Claudio Descalzi, Amministratore Delegato di Eni, ha commentato:“Questa collaborazione strategica, con un impegno tangibile per l'acquisto di energia da fusione, segna un momento di svolta in cui la fusione diventa una prospettiva industriale effettiva. Eni è impegnata a consolidare la collaborazione con CFS tramite il proprio know-how tecnologico, sin da quando ha investito in CFS nel 2018. In un contesto come quello attuale di crescente domanda di energia, Eni sostiene lo sviluppo dell'energia da fusione come nuovo paradigma energetico in grado di produrre energia pulita, sicura e virtualmente inesauribile. Questa partnership internazionale conferma il nostro impegno a rendere l'energia da fusione una realtà, promuovendone l’industrializzazione per un futuro energetico più sostenibile”.

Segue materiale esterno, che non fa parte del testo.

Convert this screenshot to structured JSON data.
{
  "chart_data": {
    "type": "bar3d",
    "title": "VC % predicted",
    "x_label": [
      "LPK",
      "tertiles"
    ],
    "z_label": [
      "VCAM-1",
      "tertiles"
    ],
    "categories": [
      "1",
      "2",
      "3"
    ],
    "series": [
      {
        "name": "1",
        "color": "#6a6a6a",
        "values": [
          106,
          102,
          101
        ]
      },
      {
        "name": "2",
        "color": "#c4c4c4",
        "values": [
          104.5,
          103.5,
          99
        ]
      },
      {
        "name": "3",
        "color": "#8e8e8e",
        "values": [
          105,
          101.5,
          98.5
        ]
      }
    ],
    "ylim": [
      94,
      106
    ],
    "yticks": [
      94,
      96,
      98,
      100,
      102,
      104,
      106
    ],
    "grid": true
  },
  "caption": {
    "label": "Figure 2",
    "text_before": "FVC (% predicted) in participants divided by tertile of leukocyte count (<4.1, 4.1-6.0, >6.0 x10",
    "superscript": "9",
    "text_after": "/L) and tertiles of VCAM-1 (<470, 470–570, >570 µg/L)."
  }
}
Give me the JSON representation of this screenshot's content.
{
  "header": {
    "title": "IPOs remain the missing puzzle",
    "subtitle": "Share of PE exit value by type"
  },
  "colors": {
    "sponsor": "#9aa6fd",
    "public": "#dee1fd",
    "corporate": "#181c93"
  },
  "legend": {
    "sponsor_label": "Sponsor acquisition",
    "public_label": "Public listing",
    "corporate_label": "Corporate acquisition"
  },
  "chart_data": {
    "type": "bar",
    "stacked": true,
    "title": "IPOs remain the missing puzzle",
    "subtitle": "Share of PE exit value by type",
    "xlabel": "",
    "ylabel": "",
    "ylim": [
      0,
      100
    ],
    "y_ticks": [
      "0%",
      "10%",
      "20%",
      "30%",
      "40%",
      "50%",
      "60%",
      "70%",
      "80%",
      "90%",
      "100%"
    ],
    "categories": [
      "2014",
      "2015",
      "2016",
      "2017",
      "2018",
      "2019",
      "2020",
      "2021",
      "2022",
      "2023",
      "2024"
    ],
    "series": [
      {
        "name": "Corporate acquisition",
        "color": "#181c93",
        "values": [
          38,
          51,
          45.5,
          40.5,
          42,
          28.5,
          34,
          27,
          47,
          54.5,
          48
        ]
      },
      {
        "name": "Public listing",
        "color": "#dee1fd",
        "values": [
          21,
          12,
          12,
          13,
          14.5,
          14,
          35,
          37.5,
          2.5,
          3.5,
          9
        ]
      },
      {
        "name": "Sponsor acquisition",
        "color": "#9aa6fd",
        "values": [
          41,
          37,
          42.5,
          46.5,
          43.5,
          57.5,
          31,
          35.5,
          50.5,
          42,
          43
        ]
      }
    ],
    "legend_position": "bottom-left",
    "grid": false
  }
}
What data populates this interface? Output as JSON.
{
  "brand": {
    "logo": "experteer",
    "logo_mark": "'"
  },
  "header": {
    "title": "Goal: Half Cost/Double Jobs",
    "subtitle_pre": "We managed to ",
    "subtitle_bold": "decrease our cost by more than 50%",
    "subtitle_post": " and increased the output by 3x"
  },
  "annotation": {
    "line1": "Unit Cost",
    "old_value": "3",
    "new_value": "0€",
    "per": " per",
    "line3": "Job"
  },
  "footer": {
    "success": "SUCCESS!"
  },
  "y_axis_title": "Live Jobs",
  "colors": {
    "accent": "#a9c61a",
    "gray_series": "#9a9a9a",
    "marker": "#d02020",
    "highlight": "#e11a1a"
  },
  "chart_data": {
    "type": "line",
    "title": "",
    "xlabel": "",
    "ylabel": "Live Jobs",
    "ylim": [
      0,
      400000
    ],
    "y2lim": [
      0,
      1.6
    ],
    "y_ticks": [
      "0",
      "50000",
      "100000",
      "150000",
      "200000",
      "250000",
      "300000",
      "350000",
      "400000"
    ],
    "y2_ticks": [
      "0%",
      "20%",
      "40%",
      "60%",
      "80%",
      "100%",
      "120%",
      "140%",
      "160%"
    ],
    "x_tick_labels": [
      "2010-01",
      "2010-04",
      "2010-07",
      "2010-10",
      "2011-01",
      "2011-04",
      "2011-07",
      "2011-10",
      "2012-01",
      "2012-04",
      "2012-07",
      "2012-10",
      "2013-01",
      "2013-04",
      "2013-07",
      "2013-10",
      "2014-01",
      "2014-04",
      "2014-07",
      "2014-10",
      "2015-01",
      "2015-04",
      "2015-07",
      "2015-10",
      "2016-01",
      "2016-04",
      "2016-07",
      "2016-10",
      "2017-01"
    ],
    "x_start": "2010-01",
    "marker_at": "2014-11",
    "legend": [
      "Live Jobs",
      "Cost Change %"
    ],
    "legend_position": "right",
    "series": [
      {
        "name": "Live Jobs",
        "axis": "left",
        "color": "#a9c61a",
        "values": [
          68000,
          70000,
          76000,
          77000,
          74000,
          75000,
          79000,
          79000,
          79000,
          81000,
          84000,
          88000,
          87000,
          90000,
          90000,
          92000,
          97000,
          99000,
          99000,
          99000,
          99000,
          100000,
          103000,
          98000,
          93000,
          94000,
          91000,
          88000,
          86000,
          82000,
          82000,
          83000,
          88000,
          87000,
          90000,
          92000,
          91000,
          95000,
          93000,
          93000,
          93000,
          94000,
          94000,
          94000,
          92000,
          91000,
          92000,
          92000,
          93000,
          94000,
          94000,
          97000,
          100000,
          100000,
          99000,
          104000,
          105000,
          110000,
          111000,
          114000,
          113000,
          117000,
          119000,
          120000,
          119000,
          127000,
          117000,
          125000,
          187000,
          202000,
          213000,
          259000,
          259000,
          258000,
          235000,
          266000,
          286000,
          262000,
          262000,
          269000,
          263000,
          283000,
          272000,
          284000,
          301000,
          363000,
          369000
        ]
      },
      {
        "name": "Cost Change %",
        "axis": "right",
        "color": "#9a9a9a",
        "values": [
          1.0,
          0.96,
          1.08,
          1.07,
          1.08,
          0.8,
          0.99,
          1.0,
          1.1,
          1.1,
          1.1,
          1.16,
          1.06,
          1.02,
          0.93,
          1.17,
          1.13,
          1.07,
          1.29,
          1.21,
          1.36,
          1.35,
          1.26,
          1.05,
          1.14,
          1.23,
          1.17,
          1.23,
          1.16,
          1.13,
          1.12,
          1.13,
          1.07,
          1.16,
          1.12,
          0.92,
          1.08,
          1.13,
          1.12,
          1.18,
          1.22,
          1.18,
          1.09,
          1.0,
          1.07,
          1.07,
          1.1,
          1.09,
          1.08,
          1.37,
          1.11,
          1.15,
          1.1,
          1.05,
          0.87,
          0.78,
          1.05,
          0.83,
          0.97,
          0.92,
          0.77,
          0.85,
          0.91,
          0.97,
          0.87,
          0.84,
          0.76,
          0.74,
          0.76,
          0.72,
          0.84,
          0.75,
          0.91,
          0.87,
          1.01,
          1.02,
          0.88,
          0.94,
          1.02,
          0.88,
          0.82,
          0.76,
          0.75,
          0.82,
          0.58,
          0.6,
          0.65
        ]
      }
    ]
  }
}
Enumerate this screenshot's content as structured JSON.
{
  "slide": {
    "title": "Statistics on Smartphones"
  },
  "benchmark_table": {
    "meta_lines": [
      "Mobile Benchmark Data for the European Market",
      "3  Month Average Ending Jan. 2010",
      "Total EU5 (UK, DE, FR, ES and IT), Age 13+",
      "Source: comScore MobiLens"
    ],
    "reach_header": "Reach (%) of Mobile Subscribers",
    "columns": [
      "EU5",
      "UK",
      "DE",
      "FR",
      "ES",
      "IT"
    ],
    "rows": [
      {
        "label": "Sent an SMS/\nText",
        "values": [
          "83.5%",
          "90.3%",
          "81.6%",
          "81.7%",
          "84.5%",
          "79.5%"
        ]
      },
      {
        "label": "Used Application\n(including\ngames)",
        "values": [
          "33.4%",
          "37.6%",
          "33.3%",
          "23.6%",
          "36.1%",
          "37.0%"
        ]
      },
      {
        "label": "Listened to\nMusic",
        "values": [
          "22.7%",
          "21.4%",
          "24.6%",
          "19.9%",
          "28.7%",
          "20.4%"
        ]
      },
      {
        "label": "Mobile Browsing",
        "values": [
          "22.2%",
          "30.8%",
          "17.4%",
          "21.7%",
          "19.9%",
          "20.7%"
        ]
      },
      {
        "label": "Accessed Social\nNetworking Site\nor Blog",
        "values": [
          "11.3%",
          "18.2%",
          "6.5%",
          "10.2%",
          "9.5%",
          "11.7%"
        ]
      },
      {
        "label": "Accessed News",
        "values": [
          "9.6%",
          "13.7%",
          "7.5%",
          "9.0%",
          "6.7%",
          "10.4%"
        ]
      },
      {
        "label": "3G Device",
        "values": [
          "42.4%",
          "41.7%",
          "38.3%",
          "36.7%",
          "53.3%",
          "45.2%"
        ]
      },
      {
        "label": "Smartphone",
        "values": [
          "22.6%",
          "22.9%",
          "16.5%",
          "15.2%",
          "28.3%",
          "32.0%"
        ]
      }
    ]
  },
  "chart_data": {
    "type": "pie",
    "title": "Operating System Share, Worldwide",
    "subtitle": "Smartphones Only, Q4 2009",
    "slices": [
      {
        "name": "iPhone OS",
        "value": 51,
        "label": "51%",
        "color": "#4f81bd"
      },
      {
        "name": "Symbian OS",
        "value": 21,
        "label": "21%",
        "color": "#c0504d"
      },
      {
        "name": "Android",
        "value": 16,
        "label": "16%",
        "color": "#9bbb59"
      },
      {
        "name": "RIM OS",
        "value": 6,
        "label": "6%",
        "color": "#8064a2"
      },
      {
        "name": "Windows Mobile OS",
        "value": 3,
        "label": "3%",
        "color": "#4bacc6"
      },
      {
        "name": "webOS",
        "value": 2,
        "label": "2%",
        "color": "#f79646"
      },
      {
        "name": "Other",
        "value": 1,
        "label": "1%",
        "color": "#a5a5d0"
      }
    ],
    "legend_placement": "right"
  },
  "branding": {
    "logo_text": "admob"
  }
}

Il PPA avviene in seguito al round di finanziamento di Serie B2 di CFS, dal valore di $863 milioni, nel contesto del quale Eni ha incrementato il proprio investimento in CFS. Eni, che nel 2018 è stata tra i primi a investire in CFS e a credere nella fusione, ne è oggi un azionista strategico. Nel 2023, Eni e CFS hanno siglato un Accordo di Cooperazione per collaborare allo sviluppo dell'energia da fusione. Nel dettaglio, la collaborazione tra le due società include supporto operativo e tecnologico, esecuzione progettuale attraverso la condivisione di metodologie mutuate dall’industria energetica, nonché rapporti con gli stakeholder.
Il PPA rappresenta un’ulteriore conferma che CFS sta compiendo il percorso più promettente per la commercializzazione dell’energia da fusione nei prossimi anni. CFS ha comprovato le proprie capacità di esecuzione sviluppando progressi chiave nei magneti superconduttori ad alta temperatura e mantenendo velocità nella costruzione di SPARC, l’impianto dimostrativo per la fusione a Devens, Massachusetts.
Eni, una global energy tech company con sede a San Donato Milanese, Italia, è attiva nel settore energetico statunitense dal 1968. Le attività dell'azienda includono la produzione di petrolio e gas naturale, energie rinnovabili e biocarburanti. Eni investe anche in tecnologie innovative per la transizione energetica attraverso la sua divisione di corporate venture capital con sede a Boston, Eni Next.
Note per i redattori
Commonwealth Fusion Systems
Commonwealth Fusion Systems è la più grande azienda privata a livello mondiale nel campo dell’energia da fusione. Il progetto di punta dell'azienda, SPARC, genererà energia netta, aprendo la strada a un'energia pulita e virtualmente illimitata. Dal momento della sua fondazione nel 2018, l'azienda ha raccolto quasi 3 miliardi di dollari in capitale.
SPARC® e ARC™ sono marchi registrati di Commonwealth Fusion Systems®.
Eni
Eni è una global energy tech company presente in 64 Paesi, con circa 32.500 dipendenti. Nata come compagnia oil & gas, oggi si è trasformata in una società integrata dell’energia: ricopre un ruolo di primo piano nel garantire la sicurezza energetica e gioca un ruolo centrale nella transizione energetica. Ha l’obiettivo di raggiungere la neutralità carbonica entro il 2050, attraverso la decarbonizzazione dei propri processi e dei prodotti che vende ai propri clienti. In linea con questo obiettivo, Eni investe nella ricerca e nello sviluppo di tecnologie in grado di accelerare la transizione verso un’energia sempre più sostenibile. Le fonti rinnovabili, i biocarburanti, la cattura e lo stoccaggio della CO2 sono solo alcuni esempi delle attività e degli ambiti di ricerca di Eni, che si estende anche a tecnologie game-changer come l’energia da fusione – la tecnologia che in futuro potrebbe permettere di generare energia sicura, virtualmente illimitata e a zero emissioni, utilizzando il principio che illumina le stelle.